“We are back in Arvin this year after a couple of years of not being in Arvin,” said Shawn Ricks, president of The Grape Guys in Cutler, CA.
Located at the southern end of California’s San Joaquin Valley, the Arvin district is always among the early grape-growing districts in the valley to get started.
“For The Grape Guys, we think it is a good thing” to be back in Arvin,” especially this year when the start of the San Joaquin Valley deal is delayed and the spring grape harvests in Sonora, Mexico, and California’s Coachella Valley will finish on light volume and, most likely, on strong markets.
“We think the San Joaquin Valley deal will open very strong, so we are glad to be back in Arvin this year especially,” he said.
Mr. Ricks was in Nogales, AZ, selling the Mexican deal when The Produce News talked to him June 6.
“The Mexican deal and maybe to a lesser extent the Coachella deal we expect to be finishing up rather early this year,” he said. “There will certainly be fruit that will bridge” from Mexico and Coachella to the San Joaquin deal. “But I think it is going to be very, very limited supplies during that time period, and I am expecting markets to escalate into the $20s on red and probably on green seedless as well.”
It may not be “a true gap” where there are no grapes available. But “it is almost a gap, there will be such late supplies,” he said.
Because of cool spring weather in the San Joaquin Valley this year, “Our start in Arvin is delayed well past the Fourth of July,” Mr.

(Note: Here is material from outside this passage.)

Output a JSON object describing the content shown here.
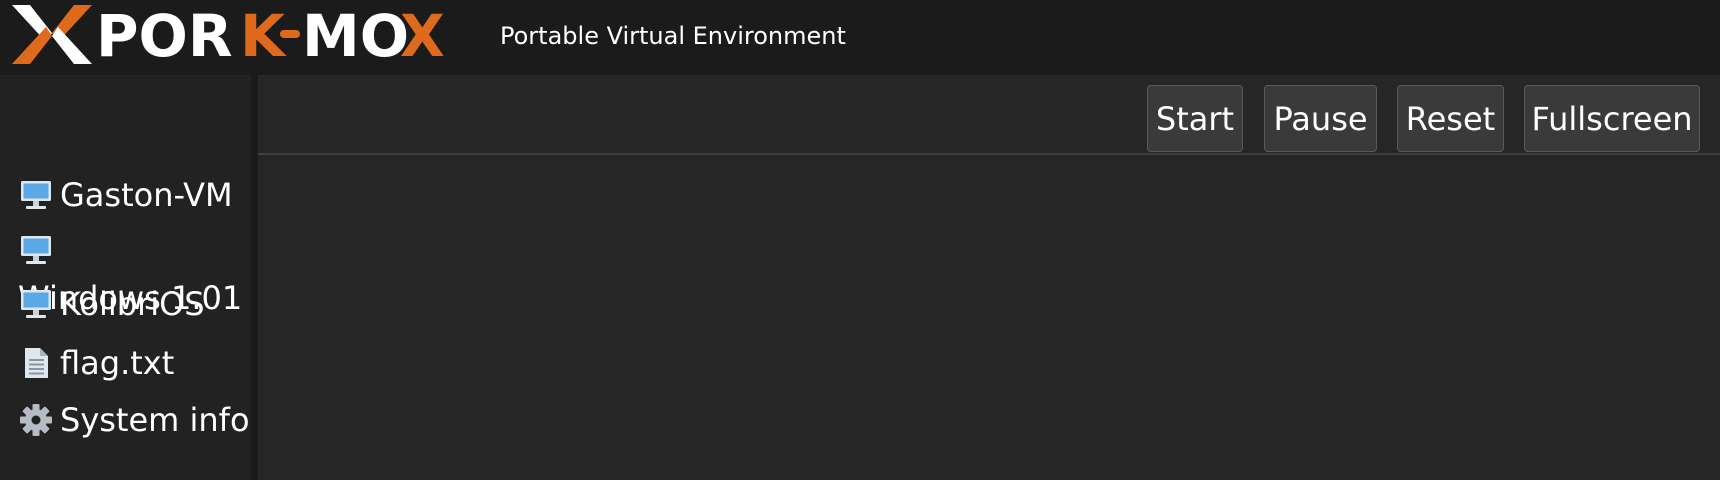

Ricks said. “I am thinking somewhere around the 7th” for the beginning of the Arvin harvest, and “it could be later.”
Mr. Ricks said that he concurs with comments from other growers that there appears to be some good bunch formation in the early grapes.

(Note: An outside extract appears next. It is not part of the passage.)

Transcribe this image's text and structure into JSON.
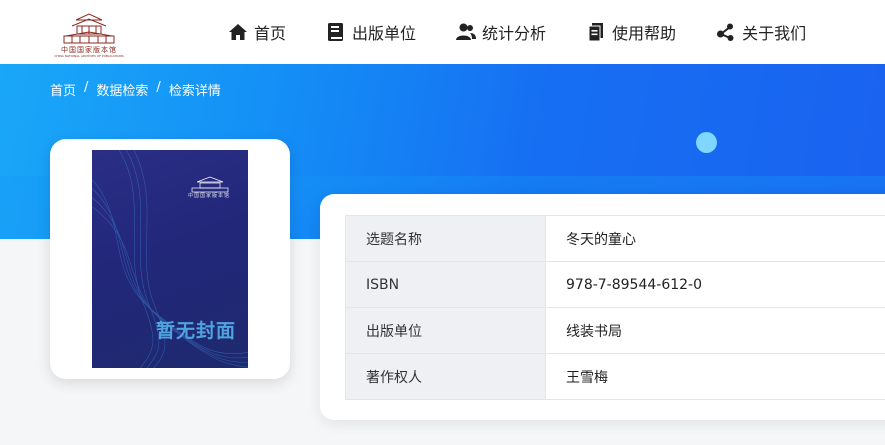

“We see that, too,” he said. “We are pretty pleased with the shatter that we got.” But beyond that, “I don’t have much to say” about the quality of the crop, because it was still too early to tell “what sort of adverse effects, if any, there will be” from the erratic but often cool and wet spring weather.
However, “despite the fact that there was inclement weather throughout much of the bloom and since then, ... early indications are that we are still in shape to have a pretty good quality crop.”

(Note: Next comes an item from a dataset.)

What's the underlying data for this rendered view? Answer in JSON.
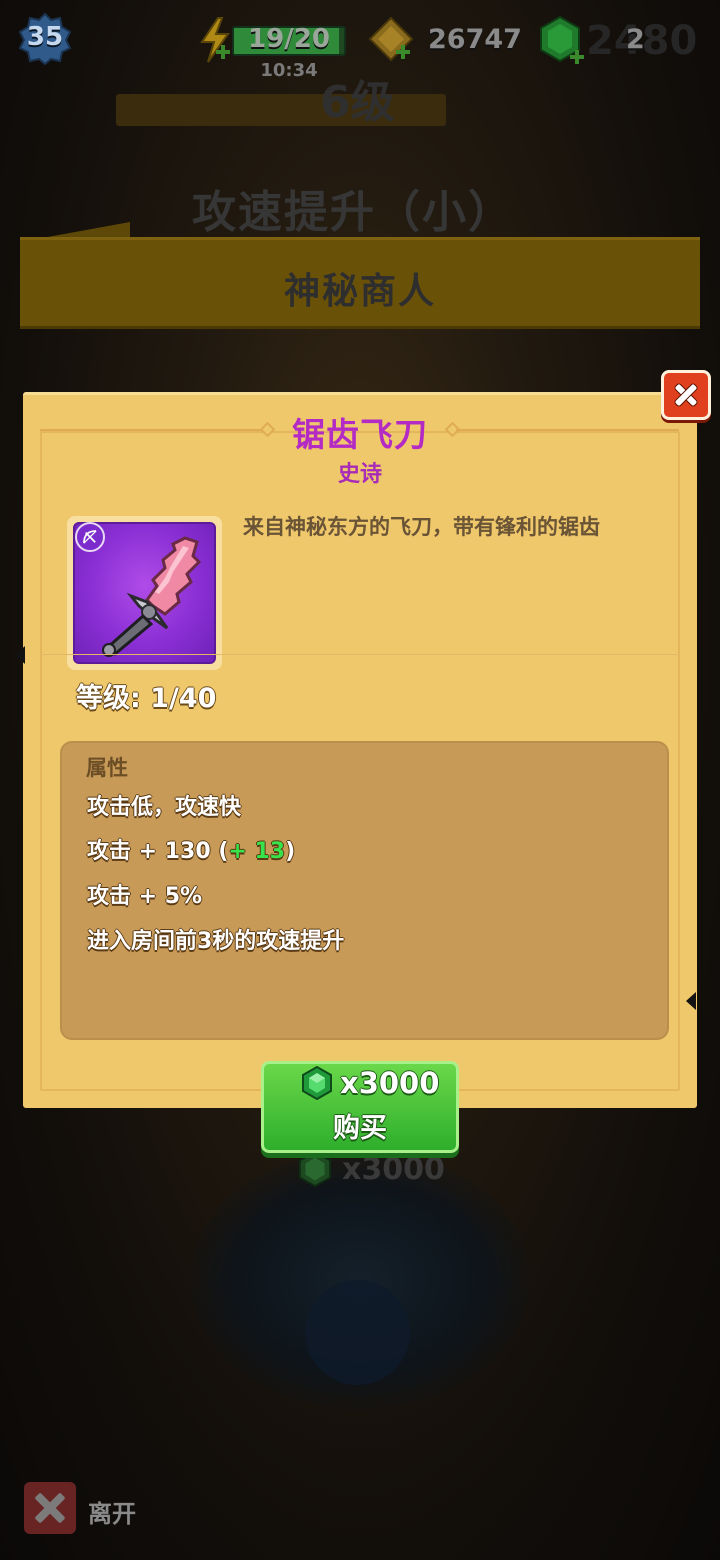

Volume should be good, however, he said. “There is certainly plenty of fruit,” with the exception of just a couple of later varieties that appear to be a little light.
“I think we will have a full crop, and I am optimistic that we can get a good quality crop off,” he added.
“The fruit out of the desert regions (Mexico and Coachella) has been generally sound, and Flames have had good color, but the size has not been special” and actually has been “a bit of a disappointment,” Mr. Ricks said.
But that is not necessarily an indication of “what we are going to see in the San Joaquin Valley. It is just a little early for me to know.”
In the company’s early San Joaquin Valley deal, “We will be in Flames. We have some early Thompsons. We will have Princess and Summer Royal,” Mr. Ricks said. With the exception of the Thompsons, “We will have [those varieties] very early once the San Joaquin gets started. My Flame block is in an area that is usually first, so I expect to have Flames as early as anybody. My Summer Royals are on sandy ground, so they typically come off quite early as well.”
The only personnel change at The Grape Guys this season is that Dave Perez, who had been on sales, is no longer with the company. There are no immediate plans to replace him, Mr. Ricks said.